Cancer Chronicles: Post 5 of 6

I just wanted to say thanks to everyone who has contacted me. I’m happy that you are/were inspired by my story. And for those who are currently on that rugged road, continue to believe that there’s hope – there’s truly a light at the end of the tunnel and much brighter days ahead. I’m living proof that there can be miracles when you truly believe.

It’s been a while since my last post on the matter because the last couple of weeks were busy with my daughter’s birthday celebrations (yes, she usually has 3 different celebrations because this is Spain!). And even though her birthday coincides with the day I went under the knife for 7.5 hours, I tend to deliberately forget about that part and just remember all the glorious birthdays that I’ve been so grateful to see and celebrate with her ever since. 

September 9th – chemo session # 5

My final chemo session – almost there! More of the usual side effects for the subsequent 5 days or so, but this chapter is over and done! Some of the veins in my left hand are now collapsed. They are literally black and look like they’ve been drawn in with a marker – they feel thick like a chord to the touch. The doctors say they will get better with time. And I’m still happy with my decision for intravenous chemo, over having a chemo port installed in my chest. Ouch!

At this point, I feel completely cured and actually no longer want to have the mastectomy and lymph node removal. But I told myself that I’d rather go through with it and find out that I actually didn’t need to, rather than having to live with the doubt of whether it’s REALLY gone or not. I asked the surgery team if I couldn’t just be monitored through other tests and MRIs instead of having the surgery. They said that tests are not always accurate and blah blah. What do you do, take the risk of keeping your natural breasts since you’re convinced you’re cancer free, or say to hell with it and have them removed? Let’s go with the latter, shall we? Some women say they would feel like less of a woman. I will miss my breasts but I don’t need them to live a healthy and fulfilling life, or so I tell myself.

I have been given a month to recover from my final chemo session to build up my strength a bit before surgery. So I’ve decided to go away on holiday to Dénia (near Alicante) with my family and my lovely in laws. The weather is nice and I’m eating the best paellas and doing nothing more than eat, sleep and swim. My M-i-l does everything for us and takes great care of our daughter. I’m rocking my bald head and owning the shit out of the look, despite the stares and curiosity. There were times when I’d wear a head wrap, but that depended on how I felt on the day. Wearing wigs in the Spanish heat is really not cool – pun intended.

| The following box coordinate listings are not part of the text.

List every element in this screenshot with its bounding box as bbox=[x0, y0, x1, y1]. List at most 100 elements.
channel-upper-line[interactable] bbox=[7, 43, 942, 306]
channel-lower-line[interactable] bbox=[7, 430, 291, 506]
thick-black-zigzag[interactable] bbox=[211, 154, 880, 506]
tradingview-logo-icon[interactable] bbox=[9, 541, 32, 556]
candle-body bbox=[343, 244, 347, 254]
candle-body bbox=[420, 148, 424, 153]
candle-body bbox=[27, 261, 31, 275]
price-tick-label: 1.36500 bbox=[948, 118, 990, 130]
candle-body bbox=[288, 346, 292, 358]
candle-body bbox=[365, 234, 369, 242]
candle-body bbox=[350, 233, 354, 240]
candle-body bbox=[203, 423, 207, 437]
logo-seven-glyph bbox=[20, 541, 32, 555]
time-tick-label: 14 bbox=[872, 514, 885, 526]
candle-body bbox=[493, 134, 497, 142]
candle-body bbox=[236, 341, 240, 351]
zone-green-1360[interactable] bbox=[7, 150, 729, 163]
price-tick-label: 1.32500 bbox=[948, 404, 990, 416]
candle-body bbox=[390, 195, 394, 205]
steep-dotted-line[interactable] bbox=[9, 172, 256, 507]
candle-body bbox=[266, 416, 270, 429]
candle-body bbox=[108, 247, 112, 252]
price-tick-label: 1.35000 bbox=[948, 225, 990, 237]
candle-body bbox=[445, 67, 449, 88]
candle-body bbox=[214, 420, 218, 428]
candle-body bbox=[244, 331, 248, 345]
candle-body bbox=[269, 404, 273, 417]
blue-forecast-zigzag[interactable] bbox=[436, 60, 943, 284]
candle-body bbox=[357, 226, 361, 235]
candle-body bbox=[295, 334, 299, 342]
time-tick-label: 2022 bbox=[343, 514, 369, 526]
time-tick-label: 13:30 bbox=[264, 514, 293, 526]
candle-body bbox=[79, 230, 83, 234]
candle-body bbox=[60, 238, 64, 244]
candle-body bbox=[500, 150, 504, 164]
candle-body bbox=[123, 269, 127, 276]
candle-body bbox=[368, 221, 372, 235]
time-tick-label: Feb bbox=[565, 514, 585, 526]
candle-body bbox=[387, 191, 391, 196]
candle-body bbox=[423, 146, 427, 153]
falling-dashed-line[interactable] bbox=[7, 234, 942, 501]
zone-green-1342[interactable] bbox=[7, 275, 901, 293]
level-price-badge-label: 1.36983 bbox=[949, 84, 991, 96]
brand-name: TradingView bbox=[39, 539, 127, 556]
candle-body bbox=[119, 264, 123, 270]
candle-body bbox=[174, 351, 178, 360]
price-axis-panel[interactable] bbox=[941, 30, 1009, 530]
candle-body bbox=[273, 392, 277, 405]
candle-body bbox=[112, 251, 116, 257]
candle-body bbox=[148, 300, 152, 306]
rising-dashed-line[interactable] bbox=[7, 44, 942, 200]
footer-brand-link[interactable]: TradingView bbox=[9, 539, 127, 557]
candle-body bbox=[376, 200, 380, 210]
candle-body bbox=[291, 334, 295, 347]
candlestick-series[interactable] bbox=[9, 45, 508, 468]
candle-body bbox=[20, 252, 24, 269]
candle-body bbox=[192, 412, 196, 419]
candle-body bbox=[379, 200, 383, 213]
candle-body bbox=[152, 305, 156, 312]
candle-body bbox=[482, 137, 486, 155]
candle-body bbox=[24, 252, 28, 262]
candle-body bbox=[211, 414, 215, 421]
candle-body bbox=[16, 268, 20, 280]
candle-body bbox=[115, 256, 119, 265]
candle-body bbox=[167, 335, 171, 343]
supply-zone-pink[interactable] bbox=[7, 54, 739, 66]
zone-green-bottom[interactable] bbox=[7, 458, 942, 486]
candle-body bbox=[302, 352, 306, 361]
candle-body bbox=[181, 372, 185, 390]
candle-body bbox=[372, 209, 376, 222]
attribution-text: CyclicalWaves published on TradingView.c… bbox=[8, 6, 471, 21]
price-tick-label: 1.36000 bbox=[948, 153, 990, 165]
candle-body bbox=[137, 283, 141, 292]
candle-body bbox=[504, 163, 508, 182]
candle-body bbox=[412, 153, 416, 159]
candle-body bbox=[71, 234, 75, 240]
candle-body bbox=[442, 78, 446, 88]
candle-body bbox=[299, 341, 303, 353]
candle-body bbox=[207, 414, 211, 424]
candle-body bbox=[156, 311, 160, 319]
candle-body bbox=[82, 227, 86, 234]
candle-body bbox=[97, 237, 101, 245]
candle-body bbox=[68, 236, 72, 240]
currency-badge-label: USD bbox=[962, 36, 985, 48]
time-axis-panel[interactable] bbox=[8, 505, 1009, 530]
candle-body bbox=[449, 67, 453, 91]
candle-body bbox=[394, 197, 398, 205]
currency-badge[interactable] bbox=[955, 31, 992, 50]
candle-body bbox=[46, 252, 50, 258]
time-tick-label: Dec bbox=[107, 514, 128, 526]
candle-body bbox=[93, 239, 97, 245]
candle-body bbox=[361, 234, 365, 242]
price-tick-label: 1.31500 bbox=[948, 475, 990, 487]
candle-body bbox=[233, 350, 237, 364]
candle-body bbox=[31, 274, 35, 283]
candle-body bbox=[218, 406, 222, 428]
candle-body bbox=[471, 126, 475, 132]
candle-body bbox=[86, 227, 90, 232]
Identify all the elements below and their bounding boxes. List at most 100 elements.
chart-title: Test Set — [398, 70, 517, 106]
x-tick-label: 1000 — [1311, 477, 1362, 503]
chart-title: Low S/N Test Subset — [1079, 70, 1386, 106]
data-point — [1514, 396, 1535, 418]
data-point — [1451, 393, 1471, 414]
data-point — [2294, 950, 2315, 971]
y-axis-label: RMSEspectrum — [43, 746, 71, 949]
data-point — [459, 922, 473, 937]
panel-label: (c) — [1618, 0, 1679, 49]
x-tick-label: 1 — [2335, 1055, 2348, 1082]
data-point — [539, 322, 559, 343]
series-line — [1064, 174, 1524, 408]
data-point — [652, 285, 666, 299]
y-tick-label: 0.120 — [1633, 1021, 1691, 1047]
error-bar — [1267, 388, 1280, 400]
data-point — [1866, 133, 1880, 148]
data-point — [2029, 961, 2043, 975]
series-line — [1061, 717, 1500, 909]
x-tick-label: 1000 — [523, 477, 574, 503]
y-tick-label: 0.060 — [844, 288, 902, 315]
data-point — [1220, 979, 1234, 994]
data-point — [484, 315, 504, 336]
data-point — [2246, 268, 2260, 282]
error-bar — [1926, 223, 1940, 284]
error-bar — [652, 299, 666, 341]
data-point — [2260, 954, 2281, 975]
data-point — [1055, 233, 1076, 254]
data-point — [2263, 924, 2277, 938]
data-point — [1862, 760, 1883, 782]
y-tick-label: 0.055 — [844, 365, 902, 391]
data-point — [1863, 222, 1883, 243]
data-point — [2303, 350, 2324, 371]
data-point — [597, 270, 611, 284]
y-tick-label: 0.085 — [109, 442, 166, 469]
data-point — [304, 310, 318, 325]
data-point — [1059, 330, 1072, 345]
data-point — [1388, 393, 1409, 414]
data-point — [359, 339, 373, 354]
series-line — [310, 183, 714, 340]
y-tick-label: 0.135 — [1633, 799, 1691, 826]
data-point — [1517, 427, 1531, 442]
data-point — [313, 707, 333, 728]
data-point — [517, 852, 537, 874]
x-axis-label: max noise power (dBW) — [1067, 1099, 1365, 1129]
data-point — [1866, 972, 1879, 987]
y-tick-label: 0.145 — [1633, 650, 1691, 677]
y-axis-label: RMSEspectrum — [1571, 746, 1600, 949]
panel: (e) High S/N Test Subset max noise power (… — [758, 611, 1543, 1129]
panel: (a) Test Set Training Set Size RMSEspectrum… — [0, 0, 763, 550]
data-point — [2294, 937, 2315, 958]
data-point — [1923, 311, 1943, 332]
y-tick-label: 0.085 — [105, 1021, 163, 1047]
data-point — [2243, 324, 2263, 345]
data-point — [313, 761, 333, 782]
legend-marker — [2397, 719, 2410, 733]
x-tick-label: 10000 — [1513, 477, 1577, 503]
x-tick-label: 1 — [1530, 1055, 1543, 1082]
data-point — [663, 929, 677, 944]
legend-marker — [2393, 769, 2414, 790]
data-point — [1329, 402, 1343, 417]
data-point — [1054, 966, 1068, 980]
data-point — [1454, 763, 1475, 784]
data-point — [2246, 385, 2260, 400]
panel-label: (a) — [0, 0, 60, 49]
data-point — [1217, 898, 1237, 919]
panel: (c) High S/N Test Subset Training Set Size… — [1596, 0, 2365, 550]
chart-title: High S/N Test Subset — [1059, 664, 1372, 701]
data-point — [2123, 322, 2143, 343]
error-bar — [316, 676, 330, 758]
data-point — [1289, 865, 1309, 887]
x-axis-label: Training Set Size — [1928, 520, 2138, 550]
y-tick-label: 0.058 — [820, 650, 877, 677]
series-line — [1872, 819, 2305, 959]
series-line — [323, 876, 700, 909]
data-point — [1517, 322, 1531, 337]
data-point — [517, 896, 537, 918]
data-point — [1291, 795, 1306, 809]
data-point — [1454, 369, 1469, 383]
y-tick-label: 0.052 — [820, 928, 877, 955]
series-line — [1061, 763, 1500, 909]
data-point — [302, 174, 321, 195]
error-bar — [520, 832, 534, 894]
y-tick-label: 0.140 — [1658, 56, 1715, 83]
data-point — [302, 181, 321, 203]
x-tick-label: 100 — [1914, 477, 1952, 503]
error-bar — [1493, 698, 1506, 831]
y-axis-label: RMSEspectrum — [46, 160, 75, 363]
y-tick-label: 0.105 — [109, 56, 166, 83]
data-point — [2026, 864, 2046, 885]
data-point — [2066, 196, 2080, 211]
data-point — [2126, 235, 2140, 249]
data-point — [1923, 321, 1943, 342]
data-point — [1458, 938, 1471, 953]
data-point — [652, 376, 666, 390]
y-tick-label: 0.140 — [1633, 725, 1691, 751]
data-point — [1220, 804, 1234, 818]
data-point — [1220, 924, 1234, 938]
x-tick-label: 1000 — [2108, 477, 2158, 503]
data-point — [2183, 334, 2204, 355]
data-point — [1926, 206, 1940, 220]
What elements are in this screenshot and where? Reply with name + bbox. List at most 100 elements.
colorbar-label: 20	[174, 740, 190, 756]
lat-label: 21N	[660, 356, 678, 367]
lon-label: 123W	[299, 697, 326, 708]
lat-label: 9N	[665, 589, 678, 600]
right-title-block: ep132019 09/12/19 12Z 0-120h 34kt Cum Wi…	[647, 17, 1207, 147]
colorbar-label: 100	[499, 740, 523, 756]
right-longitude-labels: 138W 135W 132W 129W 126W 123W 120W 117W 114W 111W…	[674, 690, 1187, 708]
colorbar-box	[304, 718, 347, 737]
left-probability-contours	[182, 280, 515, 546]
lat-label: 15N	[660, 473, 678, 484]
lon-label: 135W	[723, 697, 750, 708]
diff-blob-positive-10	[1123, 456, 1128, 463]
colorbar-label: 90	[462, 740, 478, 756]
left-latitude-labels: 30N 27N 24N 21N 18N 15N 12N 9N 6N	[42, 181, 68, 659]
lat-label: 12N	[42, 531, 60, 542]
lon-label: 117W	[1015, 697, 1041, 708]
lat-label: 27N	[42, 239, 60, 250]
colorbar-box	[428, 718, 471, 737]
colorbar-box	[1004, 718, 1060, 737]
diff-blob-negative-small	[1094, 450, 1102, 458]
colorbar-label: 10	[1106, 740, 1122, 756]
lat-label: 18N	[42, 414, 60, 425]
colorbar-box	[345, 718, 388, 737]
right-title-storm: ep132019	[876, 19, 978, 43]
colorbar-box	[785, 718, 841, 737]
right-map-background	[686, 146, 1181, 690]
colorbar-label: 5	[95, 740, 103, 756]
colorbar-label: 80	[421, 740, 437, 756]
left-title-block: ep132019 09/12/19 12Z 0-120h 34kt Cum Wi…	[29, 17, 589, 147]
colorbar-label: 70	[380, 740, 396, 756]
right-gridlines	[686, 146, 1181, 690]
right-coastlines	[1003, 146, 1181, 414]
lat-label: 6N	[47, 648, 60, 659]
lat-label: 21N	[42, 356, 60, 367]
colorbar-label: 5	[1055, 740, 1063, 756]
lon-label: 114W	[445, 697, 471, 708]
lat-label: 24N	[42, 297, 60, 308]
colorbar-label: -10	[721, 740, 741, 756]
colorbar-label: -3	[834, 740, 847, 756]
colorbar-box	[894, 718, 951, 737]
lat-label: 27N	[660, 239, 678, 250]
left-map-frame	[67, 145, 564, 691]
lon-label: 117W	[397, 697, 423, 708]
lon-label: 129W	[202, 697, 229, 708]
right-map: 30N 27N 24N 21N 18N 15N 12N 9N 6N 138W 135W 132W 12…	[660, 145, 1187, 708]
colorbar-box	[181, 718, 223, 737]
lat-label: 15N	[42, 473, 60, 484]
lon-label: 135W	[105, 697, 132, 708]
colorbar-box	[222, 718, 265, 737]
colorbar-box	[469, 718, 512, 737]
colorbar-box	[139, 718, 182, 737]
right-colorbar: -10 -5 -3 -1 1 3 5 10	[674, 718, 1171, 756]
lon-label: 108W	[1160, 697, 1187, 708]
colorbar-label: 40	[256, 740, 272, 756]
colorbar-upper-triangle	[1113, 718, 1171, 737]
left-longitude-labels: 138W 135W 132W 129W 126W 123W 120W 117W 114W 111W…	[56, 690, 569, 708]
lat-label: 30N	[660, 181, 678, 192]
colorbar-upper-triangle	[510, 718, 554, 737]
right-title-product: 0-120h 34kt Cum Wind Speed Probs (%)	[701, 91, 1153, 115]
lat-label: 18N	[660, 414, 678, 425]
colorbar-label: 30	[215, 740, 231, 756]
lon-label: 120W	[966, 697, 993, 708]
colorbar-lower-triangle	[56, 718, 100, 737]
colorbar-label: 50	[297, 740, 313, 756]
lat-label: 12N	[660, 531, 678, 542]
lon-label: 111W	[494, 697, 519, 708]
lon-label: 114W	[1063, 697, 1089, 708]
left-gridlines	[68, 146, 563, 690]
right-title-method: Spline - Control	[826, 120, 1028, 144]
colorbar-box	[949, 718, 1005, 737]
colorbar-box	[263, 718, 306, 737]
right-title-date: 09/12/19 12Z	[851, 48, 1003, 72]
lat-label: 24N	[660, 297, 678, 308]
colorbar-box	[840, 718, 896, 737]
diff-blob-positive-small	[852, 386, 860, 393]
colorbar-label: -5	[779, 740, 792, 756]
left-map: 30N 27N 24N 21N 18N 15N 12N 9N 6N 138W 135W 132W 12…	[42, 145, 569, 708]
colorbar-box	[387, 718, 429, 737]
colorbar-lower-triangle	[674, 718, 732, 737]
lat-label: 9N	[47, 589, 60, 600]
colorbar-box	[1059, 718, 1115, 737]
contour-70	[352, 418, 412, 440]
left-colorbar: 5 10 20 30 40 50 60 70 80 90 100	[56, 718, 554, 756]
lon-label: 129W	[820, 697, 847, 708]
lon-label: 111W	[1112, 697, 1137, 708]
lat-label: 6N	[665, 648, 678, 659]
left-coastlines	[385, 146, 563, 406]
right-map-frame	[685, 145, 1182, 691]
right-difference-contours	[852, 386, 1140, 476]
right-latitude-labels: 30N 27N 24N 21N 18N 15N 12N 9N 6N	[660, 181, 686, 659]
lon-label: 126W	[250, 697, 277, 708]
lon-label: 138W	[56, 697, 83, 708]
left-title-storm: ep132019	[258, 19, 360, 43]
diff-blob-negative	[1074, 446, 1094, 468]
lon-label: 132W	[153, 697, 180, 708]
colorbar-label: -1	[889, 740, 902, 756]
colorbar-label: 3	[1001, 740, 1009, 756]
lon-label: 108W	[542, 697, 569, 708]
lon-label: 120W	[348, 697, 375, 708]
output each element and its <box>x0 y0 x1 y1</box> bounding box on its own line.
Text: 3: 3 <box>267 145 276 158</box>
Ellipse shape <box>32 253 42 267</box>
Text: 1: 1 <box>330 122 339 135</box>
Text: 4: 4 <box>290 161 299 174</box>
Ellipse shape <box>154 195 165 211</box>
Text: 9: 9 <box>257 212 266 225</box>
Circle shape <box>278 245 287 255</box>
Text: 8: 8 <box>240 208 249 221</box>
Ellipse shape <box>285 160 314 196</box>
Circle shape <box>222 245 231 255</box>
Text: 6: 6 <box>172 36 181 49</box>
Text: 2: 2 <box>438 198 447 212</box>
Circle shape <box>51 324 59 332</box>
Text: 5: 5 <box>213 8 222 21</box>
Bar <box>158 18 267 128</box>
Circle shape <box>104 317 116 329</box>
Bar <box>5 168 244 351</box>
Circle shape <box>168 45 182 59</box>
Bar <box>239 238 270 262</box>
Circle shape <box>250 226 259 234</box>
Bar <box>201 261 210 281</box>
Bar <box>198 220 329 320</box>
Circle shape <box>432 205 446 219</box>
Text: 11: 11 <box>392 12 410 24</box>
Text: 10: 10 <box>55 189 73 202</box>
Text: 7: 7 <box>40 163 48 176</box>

Two weeks later, we’re back in London. We had a fabulous time but I know all of this has been taking its toll on my family – not least my husband, who is not one to share his emotions. Anyway, as the time winds down for my operation, I’m getting to grips with the fact that I’ll soon have my natural breasts completely removed and replaced with two little plastic sacs. I’ve also toyed with the idea of not having a reconstruction and just go flat chested. But I’m only 30 years old for heaven’s sake! Still, perspective people – flat chest and above ground or natural breasts 6 feet under?!! Oh well, I’m still a little vain so I’ve opted for immediate reconstruction.

Sunday 10th October: It’s Rihana’s birthday tomorrow but we’re celebrating today. The in laws have also flown in to take care of her and hold things down while I’m admitted. My hospital bag is already packed and I think I’m mentally ready to say goodbye to life as I know it, tomorrow.

I think this will be my penultimate post on this topic because it’s  still painful to relive. I don’t know when I’ll post the last one, but it will definitely be before the month ends. So just keep an eye out.

Remember, live each day as if it was your last. Be grateful, joyful and kind! Thanks for reading this far – I appreciate you.